Washington, D.C. — Today, the Biden administration released its long-awaited oil and gas leasing report. Among other findings, the report makes it clear that the current program doesn’t give taxpayers a fair return, doesn’t do enough to protect the environment, and doesn’t adequately incorporate perspectives from Americans who are most impacted by harmful Big Oil activities in their regions.
In response, government watchdog Accountable.US released the following statement calling on Senate lawmakers to follow the lead of their colleagues in the House and ensure crucial reforms to the nation’s oil and gas leasing program are included in their version of the Build Back Better Act.
“The Interior Department’s report makes it abundantly clear that under the current oil and gas leasing program, taxpayers and the environment are losing out while Big Oil profits handsomely,” said Kyle Herrig, president of Accountable.US. “Lawmakers should be prioritizing Americans’ best interests, not wealthy oil and gas companies’ bottom lines. If Congress is serious about combating climate change and protecting our nation’s cherished public lands, senators must ensure bold reforms to the nation’s public lands leasing program are included in the Build Back Better Act.”
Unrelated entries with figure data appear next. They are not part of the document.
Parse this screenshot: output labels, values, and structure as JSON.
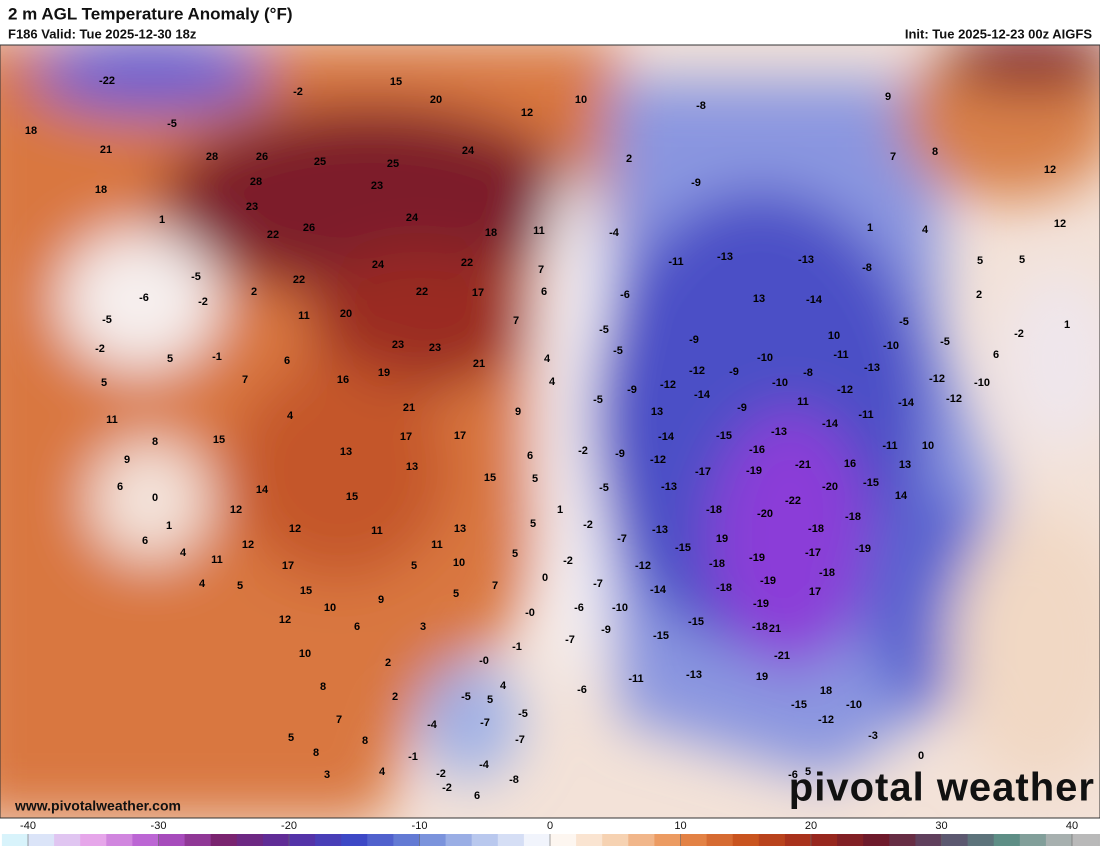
{
  "header": {
    "title": "2 m AGL Temperature Anomaly (°F)",
    "valid": "F186 Valid: Tue 2025-12-30 18z",
    "init": "Init: Tue 2025-12-23 00z AIGFS"
  },
  "footer": {
    "url": "www.pivotalweather.com",
    "logo": "pivotal weather"
  },
  "map": {
    "labels": [
      "-22",
      "-2",
      "15",
      "20",
      "10",
      "12",
      "-8",
      "9",
      "18",
      "-5",
      "21",
      "28",
      "26",
      "25",
      "25",
      "24",
      "2",
      "7",
      "8",
      "12",
      "18",
      "28",
      "23",
      "-9",
      "12",
      "1",
      "23",
      "24",
      "18",
      "11",
      "-4",
      "1",
      "4",
      "22",
      "26",
      "-5",
      "24",
      "22",
      "-11",
      "-13",
      "-13",
      "-8",
      "5",
      "5",
      "-6",
      "-2",
      "2",
      "22",
      "22",
      "17",
      "7",
      "6",
      "-6",
      "13",
      "-14",
      "2",
      "-5",
      "11",
      "20",
      "7",
      "-5",
      "-9",
      "10",
      "-5",
      "-2",
      "1",
      "-2",
      "5",
      "-1",
      "6",
      "23",
      "23",
      "4",
      "-5",
      "-10",
      "-9",
      "-11",
      "-10",
      "-5",
      "6",
      "5",
      "7",
      "16",
      "19",
      "21",
      "4",
      "-9",
      "-12",
      "-12",
      "-8",
      "-10",
      "-13",
      "-12",
      "-10",
      "11",
      "4",
      "21",
      "9",
      "-5",
      "-14",
      "11",
      "-12",
      "-14",
      "-12",
      "15",
      "8",
      "17",
      "17",
      "13",
      "-9",
      "-11",
      "-14",
      "9",
      "13",
      "-14",
      "-15",
      "-16",
      "-13",
      "10",
      "6",
      "13",
      "6",
      "-2",
      "-9",
      "-12",
      "-21",
      "16",
      "-11",
      "13",
      "0",
      "14",
      "15",
      "5",
      "-5",
      "-17",
      "-19",
      "-15",
      "-20",
      "14",
      "-13",
      "12",
      "15",
      "1",
      "-22",
      "1",
      "12",
      "11",
      "13",
      "5",
      "-2",
      "-13",
      "-18",
      "-20",
      "-18",
      "-18",
      "6",
      "12",
      "11",
      "-7",
      "-15",
      "19",
      "-19",
      "-17",
      "-19",
      "4",
      "11",
      "5",
      "-2",
      "-12",
      "-18",
      "-18",
      "17",
      "5",
      "10",
      "0",
      "-7",
      "-14",
      "-18",
      "-19",
      "17",
      "4",
      "5",
      "15",
      "5",
      "7",
      "-10",
      "-6",
      "-19",
      "10",
      "9",
      "-0",
      "12",
      "6",
      "3",
      "-9",
      "-7",
      "-15",
      "-15",
      "-18",
      "21",
      "10",
      "2",
      "-1",
      "-0",
      "-21",
      "8",
      "4",
      "-6",
      "-11",
      "-13",
      "19",
      "18",
      "2",
      "-5",
      "5",
      "-15",
      "-10",
      "7",
      "-4",
      "-7",
      "-5",
      "-12",
      "5",
      "8",
      "-7",
      "-3",
      "8",
      "-1",
      "-4",
      "0",
      "3",
      "4",
      "-2",
      "-8",
      "-6",
      "5",
      "-2",
      "6"
    ]
  },
  "colorbar": {
    "ticks": [
      -40,
      -30,
      -20,
      -10,
      0,
      10,
      20,
      30,
      40
    ]
  }
}
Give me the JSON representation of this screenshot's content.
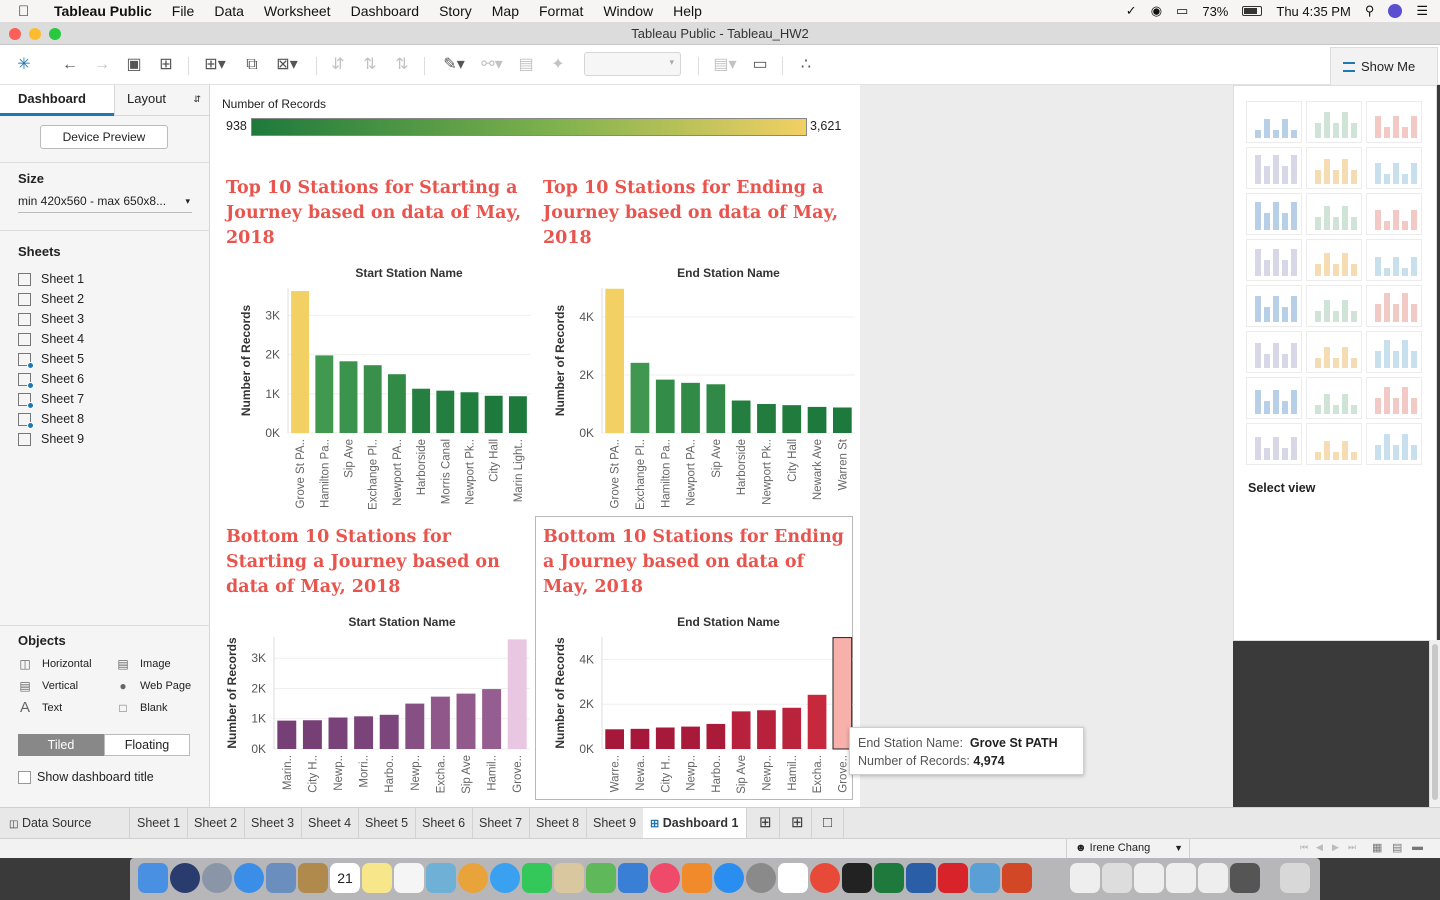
{
  "menubar": {
    "app_name": "Tableau Public",
    "items": [
      "File",
      "Data",
      "Worksheet",
      "Dashboard",
      "Story",
      "Map",
      "Format",
      "Window",
      "Help"
    ],
    "battery": "73%",
    "clock": "Thu 4:35 PM"
  },
  "window": {
    "title": "Tableau Public - Tableau_HW2"
  },
  "toolbar": {
    "show_me_label": "Show Me"
  },
  "left_panel": {
    "tab_dashboard": "Dashboard",
    "tab_layout": "Layout",
    "device_preview_label": "Device Preview",
    "size_label": "Size",
    "size_value": "min 420x560 - max 650x8...",
    "sheets_label": "Sheets",
    "sheets": [
      "Sheet 1",
      "Sheet 2",
      "Sheet 3",
      "Sheet 4",
      "Sheet 5",
      "Sheet 6",
      "Sheet 7",
      "Sheet 8",
      "Sheet 9"
    ],
    "objects_label": "Objects",
    "objects": {
      "horizontal": "Horizontal",
      "image": "Image",
      "vertical": "Vertical",
      "web_page": "Web Page",
      "text": "Text",
      "blank": "Blank"
    },
    "tiled_label": "Tiled",
    "floating_label": "Floating",
    "show_title_label": "Show dashboard title"
  },
  "legend": {
    "title": "Number of Records",
    "min": "938",
    "max": "3,621",
    "color_low": "#1e7a3c",
    "color_high": "#f2d064"
  },
  "chart_data": [
    {
      "type": "bar",
      "title": "Top 10 Stations for Starting a Journey based on data of May, 2018",
      "header": "Start Station Name",
      "ylabel": "Number of Records",
      "yticks": [
        "0K",
        "1K",
        "2K",
        "3K"
      ],
      "ylim": [
        0,
        3700
      ],
      "categories": [
        "Grove St PA..",
        "Hamilton Pa..",
        "Sip Ave",
        "Exchange Pl..",
        "Newport PA..",
        "Harborside",
        "Morris Canal",
        "Newport Pk..",
        "City Hall",
        "Marin Light.."
      ],
      "values": [
        3621,
        1980,
        1830,
        1730,
        1500,
        1130,
        1080,
        1040,
        950,
        938
      ],
      "palette": "green"
    },
    {
      "type": "bar",
      "title": "Top 10 Stations for Ending a Journey based on data of May, 2018",
      "header": "End Station Name",
      "ylabel": "Number of Records",
      "yticks": [
        "0K",
        "2K",
        "4K"
      ],
      "ylim": [
        0,
        5000
      ],
      "categories": [
        "Grove St PA..",
        "Exchange Pl..",
        "Hamilton Pa..",
        "Newport PA..",
        "Sip Ave",
        "Harborside",
        "Newport Pk..",
        "City Hall",
        "Newark Ave",
        "Warren St"
      ],
      "values": [
        4974,
        2420,
        1840,
        1730,
        1680,
        1120,
        1000,
        960,
        900,
        880
      ],
      "palette": "green"
    },
    {
      "type": "bar",
      "title": "Bottom 10 Stations for Starting a Journey based on data of May, 2018",
      "header": "Start Station Name",
      "ylabel": "Number of Records",
      "yticks": [
        "0K",
        "1K",
        "2K",
        "3K"
      ],
      "ylim": [
        0,
        3700
      ],
      "categories": [
        "Marin..",
        "City H..",
        "Newp..",
        "Morri..",
        "Harbo..",
        "Newp..",
        "Excha..",
        "Sip Ave",
        "Hamil..",
        "Grove.."
      ],
      "values": [
        938,
        950,
        1040,
        1080,
        1130,
        1500,
        1730,
        1830,
        1980,
        3621
      ],
      "palette": "purple"
    },
    {
      "type": "bar",
      "title": "Bottom 10 Stations for Ending a Journey based on data of May, 2018",
      "header": "End Station Name",
      "ylabel": "Number of Records",
      "yticks": [
        "0K",
        "2K",
        "4K"
      ],
      "ylim": [
        0,
        5000
      ],
      "categories": [
        "Warre..",
        "Newa..",
        "City H..",
        "Newp..",
        "Harbo..",
        "Sip Ave",
        "Newp..",
        "Hamil..",
        "Excha..",
        "Grove.."
      ],
      "values": [
        880,
        900,
        960,
        1000,
        1120,
        1680,
        1730,
        1840,
        2420,
        4974
      ],
      "palette": "red"
    }
  ],
  "tooltip": {
    "k1": "End Station Name:",
    "v1": "Grove St PATH",
    "k2": "Number of Records:",
    "v2": "4,974"
  },
  "show_me": {
    "select_label": "Select view"
  },
  "bottom_tabs": {
    "data_source": "Data Source",
    "sheets": [
      "Sheet 1",
      "Sheet 2",
      "Sheet 3",
      "Sheet 4",
      "Sheet 5",
      "Sheet 6",
      "Sheet 7",
      "Sheet 8",
      "Sheet 9"
    ],
    "dashboard": "Dashboard 1"
  },
  "status": {
    "user": "Irene Chang"
  },
  "dock": {
    "calendar_day": "21"
  }
}
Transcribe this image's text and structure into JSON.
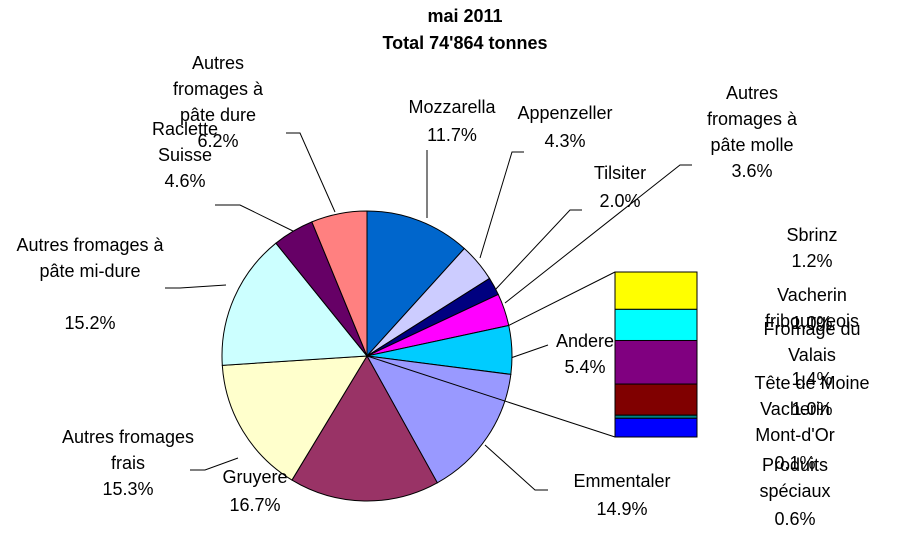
{
  "chart_data": {
    "type": "pie",
    "title": [
      "mai 2011",
      "Total 74'864 tonnes"
    ],
    "categories": [
      "Mozzarella",
      "Appenzeller",
      "Tilsiter",
      "Autres fromages à pâte molle",
      "Andere",
      "Emmentaler",
      "Gruyere",
      "Autres fromages frais",
      "Autres fromages à pâte mi-dure",
      "Raclette Suisse",
      "Autres fromages à pâte dure"
    ],
    "values": [
      11.7,
      4.3,
      2.0,
      3.6,
      5.4,
      14.9,
      16.7,
      15.3,
      15.2,
      4.6,
      6.2
    ],
    "value_labels": [
      "11.7%",
      "4.3%",
      "2.0%",
      "3.6%",
      "5.4%",
      "14.9%",
      "16.7%",
      "15.3%",
      "15.2%",
      "4.6%",
      "6.2%"
    ],
    "colors": [
      "#0066cc",
      "#ccccff",
      "#000080",
      "#ff00ff",
      "#00ccff",
      "#9999ff",
      "#993366",
      "#ffffcc",
      "#ccffff",
      "#660066",
      "#ff8080"
    ],
    "bar": {
      "categories": [
        "Sbrinz",
        "Vacherin fribourgeois",
        "Fromage du Valais",
        "Tête de Moine",
        "Vacherin Mont-d'Or",
        "Produits spéciaux"
      ],
      "values": [
        1.2,
        1.0,
        1.4,
        1.0,
        0.1,
        0.6
      ],
      "value_labels": [
        "1.2%",
        "1.0%",
        "1.4%",
        "1.0%",
        "0.1%",
        "0.6%"
      ],
      "colors": [
        "#ffff00",
        "#00ffff",
        "#800080",
        "#800000",
        "#008080",
        "#0000ff"
      ]
    }
  }
}
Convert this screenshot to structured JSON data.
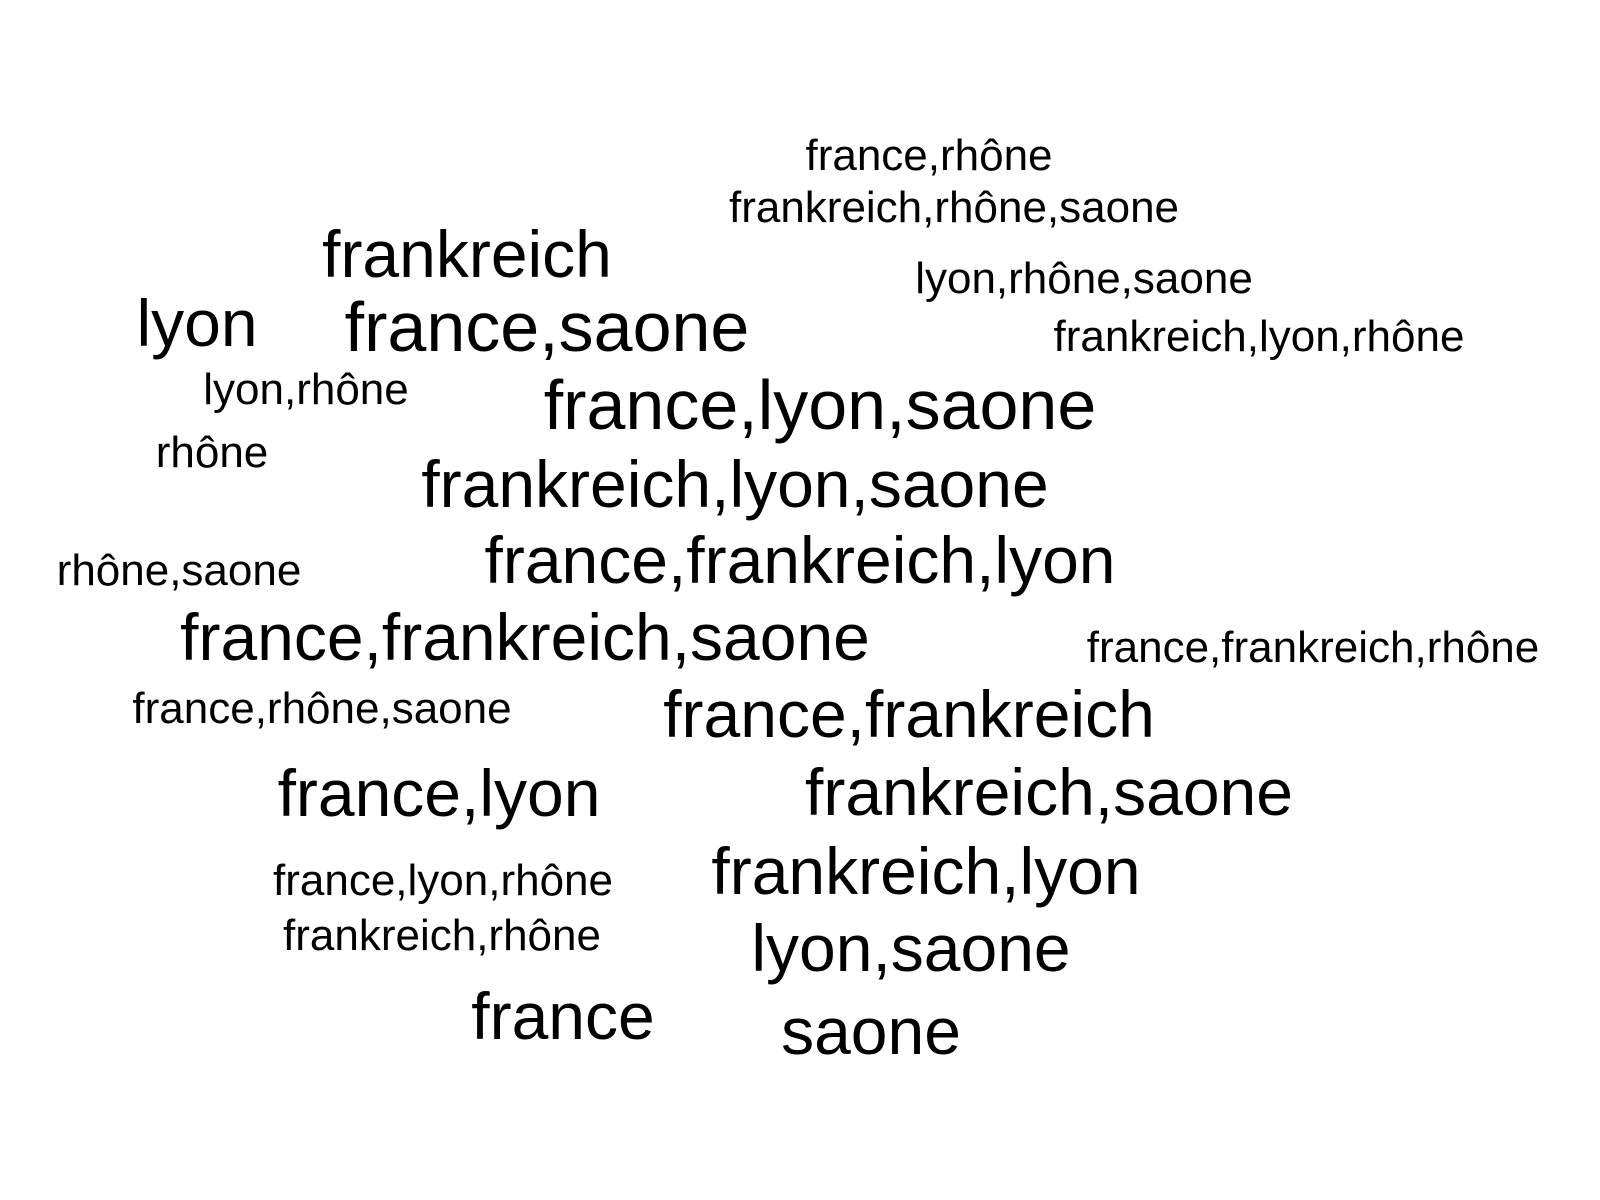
{
  "cloud": {
    "words": [
      {
        "text": "france,rhône"
      },
      {
        "text": "frankreich,rhône,saone"
      },
      {
        "text": "frankreich"
      },
      {
        "text": "lyon,rhône,saone"
      },
      {
        "text": "lyon"
      },
      {
        "text": "france,saone"
      },
      {
        "text": "frankreich,lyon,rhône"
      },
      {
        "text": "lyon,rhône"
      },
      {
        "text": "france,lyon,saone"
      },
      {
        "text": "rhône"
      },
      {
        "text": "frankreich,lyon,saone"
      },
      {
        "text": "rhône,saone"
      },
      {
        "text": "france,frankreich,lyon"
      },
      {
        "text": "france,frankreich,saone"
      },
      {
        "text": "france,frankreich,rhône"
      },
      {
        "text": "france,rhône,saone"
      },
      {
        "text": "france,frankreich"
      },
      {
        "text": "france,lyon"
      },
      {
        "text": "frankreich,saone"
      },
      {
        "text": "france,lyon,rhône"
      },
      {
        "text": "frankreich,lyon"
      },
      {
        "text": "frankreich,rhône"
      },
      {
        "text": "lyon,saone"
      },
      {
        "text": "france"
      },
      {
        "text": "saone"
      }
    ]
  },
  "colors": {
    "background": "#ffffff",
    "text": "#000000"
  }
}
- Currently, oil and gas companies pay an artificially low royalty rate based on the Mineral Leasing Act Of 1920, which set the current public lands oil and gas royalty rate at 12.5%.
- The low royalty rate is a “sweetheart deal” for oil corporations that is frequently identified by the Government Accountability Office as a major reason for the program’s failure to ensure a fair return to taxpayers for oil and gas production.
- The GAO says increasing the royalty rate could boost revenues by millions of dollars a year without a major adverse impact to production.
- As a result of this sweetheart deal, despite its rampant fear mongering about President Biden’s climate and conservation policies, Big Oil is set to make record profits in 2021.
- As gas prices rise, oil companies’ sky high profits come at the expense of U.S. consumers.